Иди на мой голос — страница 65 из 92

– Мистер Марони, ваше упрямство…

– Спасет вашу шкуру. А я, – он нервно улыбнулся, – буду уверен, что тварь сдохнет. Простите, констебль, но ваше юное лицо не вызывает у меня доверия. Вас обведет вокруг пальца даже мышь, – так говорят на острове, где я родился.

– Я тоже так думаю, – одобрительно хмыкнула Джил.

Я одарил ее мрачным взглядом и вновь повернулся к Марони.

– Хорошо. К делу. Томасу Эгельманну нужно все, что вы знаете о Леди. Леди Сальери.

Марони удовлетворенно склонил голову.


Меченая. Давно

Некоторых людей Господь метит сразу. Особой печатью, не знаю еще, как это назвать. Уверен: у Него много печатей, для каждого – своя. У нее была адская. Она была сущим дьяволом – та девчонка. И я знал это еще до того, как ее изуродовало пламя.

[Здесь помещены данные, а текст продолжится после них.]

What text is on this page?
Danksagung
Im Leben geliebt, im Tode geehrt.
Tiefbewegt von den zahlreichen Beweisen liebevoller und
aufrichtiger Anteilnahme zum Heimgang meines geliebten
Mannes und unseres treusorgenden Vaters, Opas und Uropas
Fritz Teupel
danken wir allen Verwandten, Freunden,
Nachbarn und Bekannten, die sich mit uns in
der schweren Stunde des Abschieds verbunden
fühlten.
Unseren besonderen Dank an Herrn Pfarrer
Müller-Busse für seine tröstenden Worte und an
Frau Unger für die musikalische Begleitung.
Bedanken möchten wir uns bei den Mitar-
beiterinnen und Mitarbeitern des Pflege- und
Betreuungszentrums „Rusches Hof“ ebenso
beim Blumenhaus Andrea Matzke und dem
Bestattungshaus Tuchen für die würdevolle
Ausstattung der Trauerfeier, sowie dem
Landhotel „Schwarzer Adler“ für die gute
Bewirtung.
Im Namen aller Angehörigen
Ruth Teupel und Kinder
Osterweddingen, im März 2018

Кстати, ведь не каждого может изуродовать так избирательно – шрамы и ожоги у нее тянутся от края рта по щеке, до глаза, а вокруг глаза они похожи на розу. Уродливую розу из отслаивающейся кожи, запекшегося мяса и жил. Самого глаза тоже нет, только бельмо.

Всего этого, кроме бельма, не видно: она замазывает лицо. Мастер превращаться – в стариков и детей, мужчин и женщин. Она может стать выше, ниже, тоньше, толще. В каждом доме, в каждом городе у нее целые ящики маскарадного хлама. Она как тот тип, который вылезает из гробов и сбрасывает цепи[48]. Иллюзионистка. Да, пожалуй, это подходит ей.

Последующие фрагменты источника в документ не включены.